The U.S. effort has moved beyond the European effort to include tar sands divestments because those projects are “a major threat to the climate” and there are sizable development and pipeline projects in North America, Mr. Hammond said.

But not one U.S. insurer has publicly disavowed underwriting or investment in fossil fuels despite the European campaign.

“That changes today,” Daniel Schreiber, chief executive officer of New York-based insurtech company Lemonade Inc. said in a blog post on Tuesday. “Lemonade has over $100 million in investments — none of them in fossil fuels — and we’re committed to keeping it that way.”

“But we're a young company, and our funds are a drop in the ocean, which is why we’re calling on our industry — our reinsurance partners, our competitors and our colleagues in health and life insurance companies — to join us by divesting from coal and other major polluters,” the company continued. “And for insurance companies in the business of underwriting polluting projects we have a simple ask: please don’t.”

“We’re incredibly pleased that Lemonade has decided to be a leader on this,” Mr. Hammond said. “For the older mainline insurance companies, this is where things are headed, so it’s really a question of ‘are they going to get on board or are they going to drag their heels’?”

The 40 largest U.S. insurers hold more than $450 billion in fossil fuel investments, according to analysis by Boston-based investor coalition and sustainability advocacy group Ceres.

The U.S. campaign has already reached out to more than 20 domestic insurers.

“I think it’s notable that we’ve gotten very little substantial response,” with most of their responses focusing on their green building and recycling initiatives, Mr.

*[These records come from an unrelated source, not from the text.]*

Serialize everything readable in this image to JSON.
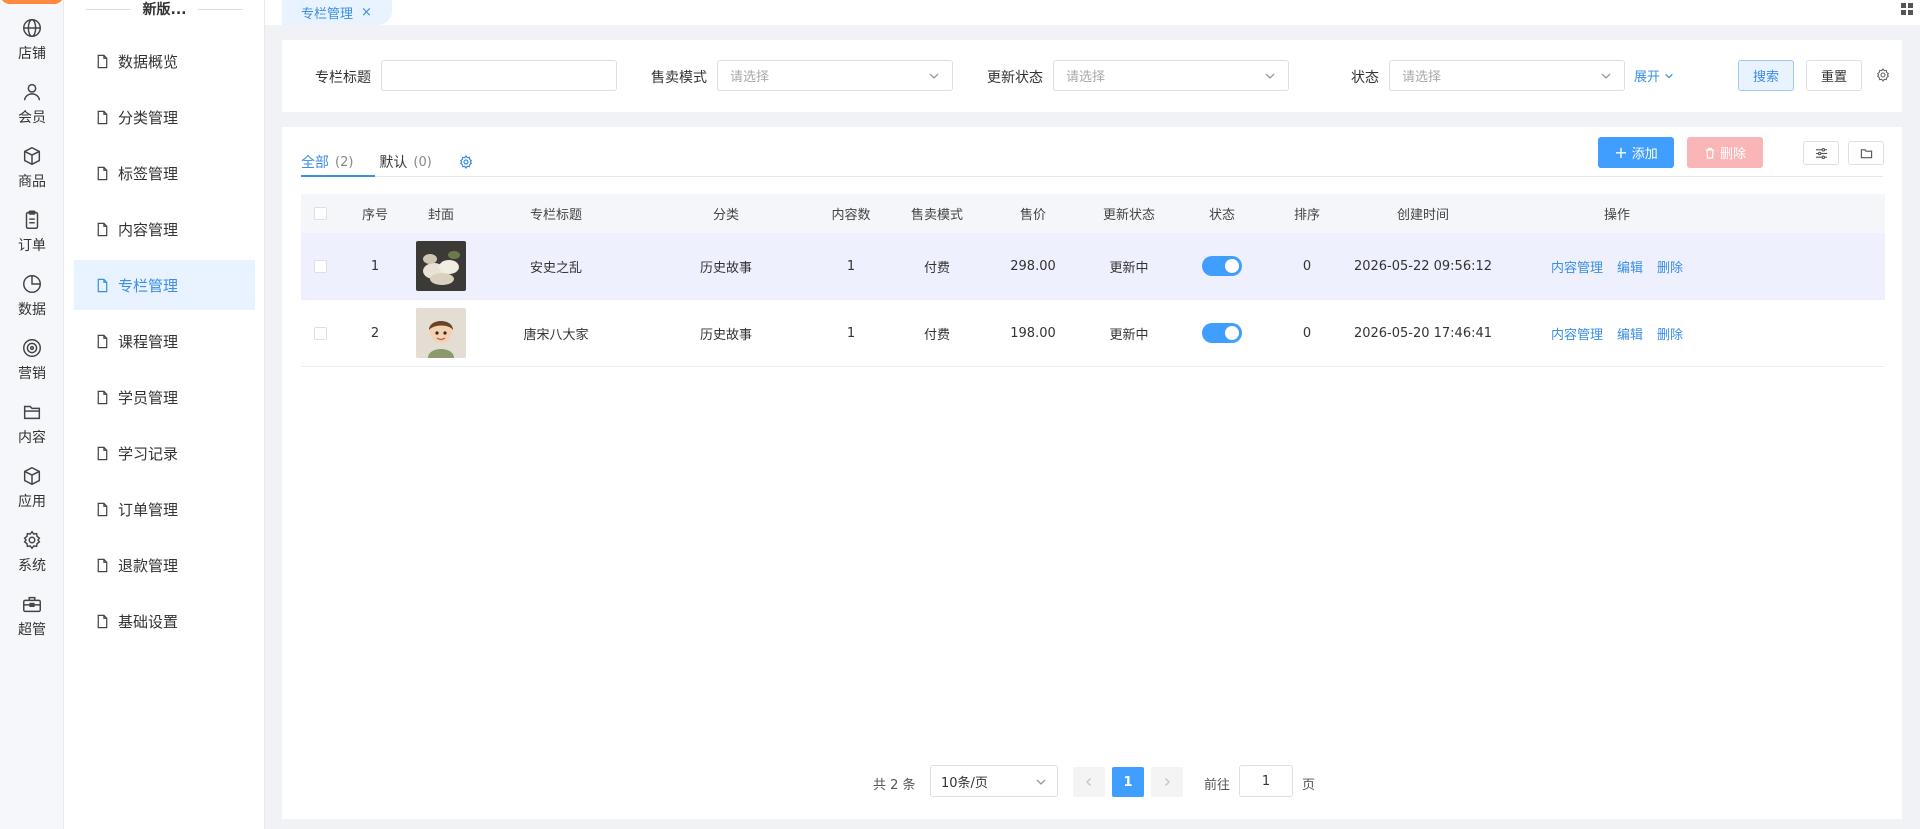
{
  "rail": {
    "items": [
      {
        "label": "店铺",
        "icon": "globe-icon"
      },
      {
        "label": "会员",
        "icon": "user-icon"
      },
      {
        "label": "商品",
        "icon": "cube-icon"
      },
      {
        "label": "订单",
        "icon": "clipboard-icon"
      },
      {
        "label": "数据",
        "icon": "pie-chart-icon"
      },
      {
        "label": "营销",
        "icon": "target-icon"
      },
      {
        "label": "内容",
        "icon": "folder-icon"
      },
      {
        "label": "应用",
        "icon": "box-icon"
      },
      {
        "label": "系统",
        "icon": "gear-icon"
      },
      {
        "label": "超管",
        "icon": "toolbox-icon"
      }
    ]
  },
  "submenu": {
    "title": "新版...",
    "items": [
      "数据概览",
      "分类管理",
      "标签管理",
      "内容管理",
      "专栏管理",
      "课程管理",
      "学员管理",
      "学习记录",
      "订单管理",
      "退款管理",
      "基础设置"
    ],
    "active_index": 4
  },
  "tabbar": {
    "tab_label": "专栏管理",
    "close": "×"
  },
  "filter": {
    "title_label": "专栏标题",
    "title_value": "",
    "sale_label": "售卖模式",
    "sale_placeholder": "请选择",
    "update_label": "更新状态",
    "update_placeholder": "请选择",
    "status_label": "状态",
    "status_placeholder": "请选择",
    "expand": "展开",
    "search": "搜索",
    "reset": "重置"
  },
  "tabs": {
    "all_label": "全部",
    "all_count": "(2)",
    "default_label": "默认",
    "default_count": "(0)"
  },
  "toolbar": {
    "add": "添加",
    "delete": "删除"
  },
  "table": {
    "headers": [
      "序号",
      "封面",
      "专栏标题",
      "分类",
      "内容数",
      "售卖模式",
      "售价",
      "更新状态",
      "状态",
      "排序",
      "创建时间",
      "操作"
    ],
    "rows": [
      {
        "index": "1",
        "title": "安史之乱",
        "category": "历史故事",
        "count": "1",
        "mode": "付费",
        "price": "298.00",
        "update": "更新中",
        "status_on": true,
        "sort": "0",
        "created": "2026-05-22 09:56:12"
      },
      {
        "index": "2",
        "title": "唐宋八大家",
        "category": "历史故事",
        "count": "1",
        "mode": "付费",
        "price": "198.00",
        "update": "更新中",
        "status_on": true,
        "sort": "0",
        "created": "2026-05-20 17:46:41"
      }
    ],
    "actions": [
      "内容管理",
      "编辑",
      "删除"
    ]
  },
  "pagination": {
    "total": "共 2 条",
    "page_size": "10条/页",
    "current": "1",
    "goto_label": "前往",
    "goto_value": "1",
    "page_label": "页"
  },
  "colors": {
    "accent": "#409eff",
    "danger_light": "#fab6b6",
    "active_bg": "#e8f3ff"
  }
}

Hammond said, adding that he is confident, despite the major challenge ahead, that the campaign can get the U.S. insurance sector to move forward with such efforts. “Those companies that don’t get on board will be subject to public campaigning.”

“If they continue to stick with business as usual, they’re going to start losing business, so that usually gets peoples’ attention,” he added.

The campaign will utilize shareholder resolutions to highlight “one or two of the most egregious companies, using the power of investors to try to pressure” U.S. insurers to act, he said.

“This will be something that U.S. insurance companies are going to have to deal with and they’re going to have to deal with it soon because they’re going to start seeing increasing activity at the municipal level, the business level, the regulatory level and the shareholder level,” he said.

California Insurance Commissioner Dave Jones launched the Climate Risk Carbon Initiative in January 2016 to require insurers with $100 million in annual premiums doing business in California to disclose investments in fossil fuels and asked all insurers operating in the state to divest investments in thermal coal.

“From a risk management perspective, companies should disclose to regulators their underwriting of the fossil fuel sector,” Mr. Hammond said. “The oil and gas sector in particular is such a boom-and-bust sector that I think it would be good for shareholders and regulators to know what exposure insurance companies have in the fossil fuel sector.”

The campaign hopes to secure underwriting commitments in the next year, including a major U.S. insurer coming up with a policy similar to policies adopted by European sector players such as Allianz SE and AXA SA, he said.

“We absolutely think that’s possible and we know there are some companies that want to do the right thing, that want to get out in front of their competitors,” he said. “A smart insurance company will see the opportunity to burnish its climate credentials. Part of the purpose of the campaign is to put that opportunity in front of the U.S. insurance sector and see who wants to grab it first.”